Von den Eigenschaften bei höheren Geschwindigkeiten, wie man sie auf deutschen Autobahnen regelmäßig fährt, konnten ich mir allerdings kein Bild machen. Die vorgegebene Strecke führte über kurvige Landstraßen und verhinderte High-Speed-Abschnitte. Die Frage, ob die für diese Fahrzeugklasse sehr gute Geräuschdämmung auch bei hohen Geschwindigkeiten nur das leichte Surren des E-Antriebs an das empfindliche Ohr des geneigten Testers dringen lässt, muss ein anderes Mal beantwortet werden.
Die Frage nach der Verarbeitungsqualität wurde hingegen ob des schlechten Geläufs der Teststrecke unverzüglich geklärt. Hier punktete der Testwagen neben der guten Akustik erneut. Alles wirkt solide verarbeitet, nichts klappert, nichts hat Luft. Auch die Materialanmutung im Innenraum gibt keinen Grund für Mäkelei. Dazu passt auch die gute Sitzposition und die ausreichenden Verstellmöglichkeiten von Sitz und Lenkrad. Einzig die Sitzauflagefläche könnte für Langbeiner stärker geneigt sein bzw. stünde den Sitzen eine herausziehbare Sitzauflage gut zu Gesicht.

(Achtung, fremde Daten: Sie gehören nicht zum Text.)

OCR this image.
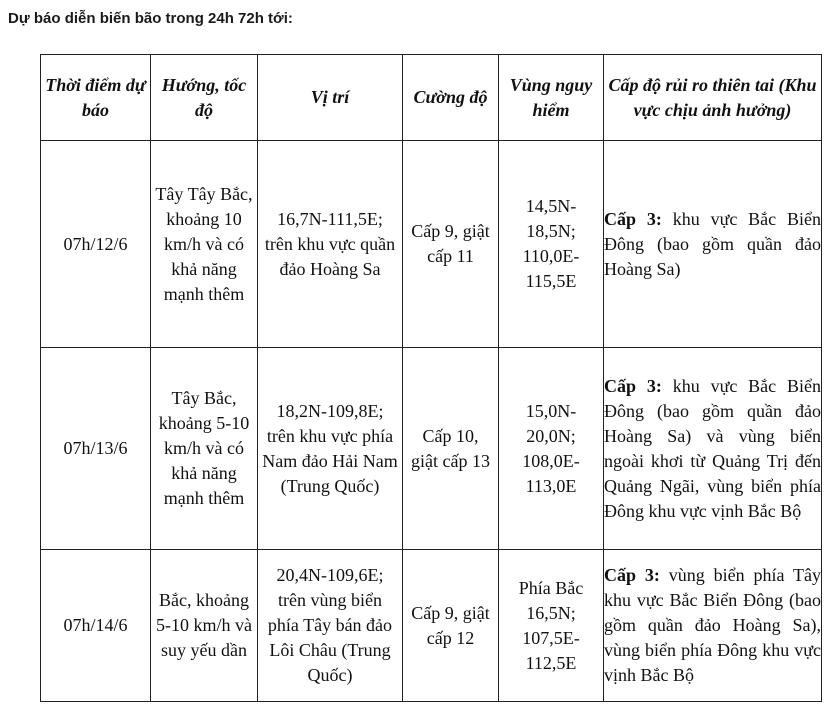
Dự báo diễn biến bão trong 24h 72h tới:
Thời điểm dự báo	Hướng, tốc độ	Vị trí	Cường độ	Vùng nguy hiểm	Cấp độ rủi ro thiên tai (Khu vực chịu ảnh hưởng)

07h/12/6	Tây Tây Bắc, khoảng 10 km/h và có khả năng mạnh thêm	16,7N-111,5E; trên khu vực quần đảo Hoàng Sa	Cấp 9, giật cấp 11	14,5N-18,5N; 110,0E-115,5E	Cấp 3: khu vực Bắc Biển Đông (bao gồm quần đảo Hoàng Sa)

07h/13/6	Tây Bắc, khoảng 5-10 km/h và có khả năng mạnh thêm	18,2N-109,8E; trên khu vực phía Nam đảo Hải Nam (Trung Quốc)	Cấp 10, giật cấp 13	15,0N-20,0N; 108,0E-113,0E	Cấp 3: khu vực Bắc Biển Đông (bao gồm quần đảo Hoàng Sa) và vùng biển ngoài khơi từ Quảng Trị đến Quảng Ngãi, vùng biển phía Đông khu vực vịnh Bắc Bộ

07h/14/6	Bắc, khoảng 5-10 km/h và suy yếu dần	20,4N-109,6E; trên vùng biển phía Tây bán đảo Lôi Châu (Trung Quốc)	Cấp 9, giật cấp 12	Phía Bắc 16,5N; 107,5E-112,5E	Cấp 3: vùng biển phía Tây khu vực Bắc Biển Đông (bao gồm quần đảo Hoàng Sa), vùng biển phía Đông khu vực vịnh Bắc Bộ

Bei den Platzverhältnissen gibt es in dieser Fahrzeugklasse nicht unübliche Einschränkungen. Sitzt auf dem Vordersitz ein großer Fahrer, wird es auf der Rückbank etwas eng. Dennoch kann man auch mit vier Erwachsenen ab und an eine längere Strecke absolvieren, wenn ein wenig Rücksicht genommen wird. Der Kofferraum ist mit 405/434 L klassenüblich, eine vierköpfige Familie könnte da jedoch auf Urlaubsfahrten schon an Grenzen stoßen.
Apropos Langstrecke: Trotz des mit 50 kWh eher knapp bemessenen Akkus, sorgt die vergleichsweise hohe maximale Ladeleistung von bis zu 100 kW für Frohlocken. In 30 Minuten pumpt der e-2008 80 Prozent oder 40 kWh in den Akku, was wohl im Normalfall für weitere knapp 200 Kilometer reichen sollte. Die WLTP-Reichweite wird mit 320 Kilometern vom Hersteller angegeben, was für die Mehrzahl der Kaufinteressenten ins Anforderungsprofil passen sollte. In Sachen Effizienz bleiben noch Fragen offen, da der Verbrauch auf der kurzen Testfahrt nicht sinnhaft beurteilbar war und es sich außerdem um ein Vorserien-Modell handelte. Sollte sich der e-2008 auf dem Niveau eines Kia e-Niro bzw. Hyundai Kona Elektro bewegen, dann könnte dieses Auto durchaus ein großes Stück vom noch überschaubaren Elektro-Kuchen in Deutschland verspeisen.
Denn obwohl auch Peugeot dem Beispiel anderer Hersteller folgt und bei seinem Elektro-SUV im Vergleich zu den Verbrenner-Varianten mit schmerzhaften Aufschlägen in Sachen Preisliste daher kommt, liegt man mit Preisen zwischen 35.250 Euro für die Active-Ausstattung bis zu 41.950 Euro für die von mir getestete GT-Ausstattung im marktüblichen Rahmen. Zieht man die hoffentlich bald bei 6.000 Euro liegende Umweltprämie vom Kaufpreis ab, dann startet das elektrische Vergnügen bei unter 30.000 Euro.
Mein Fazit: Gut gebrüllt für einen “veganen” Löwen. Bleibt nur zu hoffen, dass Peugeot das Fahrzeug auch wirklich ab April 2020 in ausreichenden Stückzahlen liefern kann und der e-2008 bezüglich Reichweite und Ladeleistung die Prospektangaben erreicht.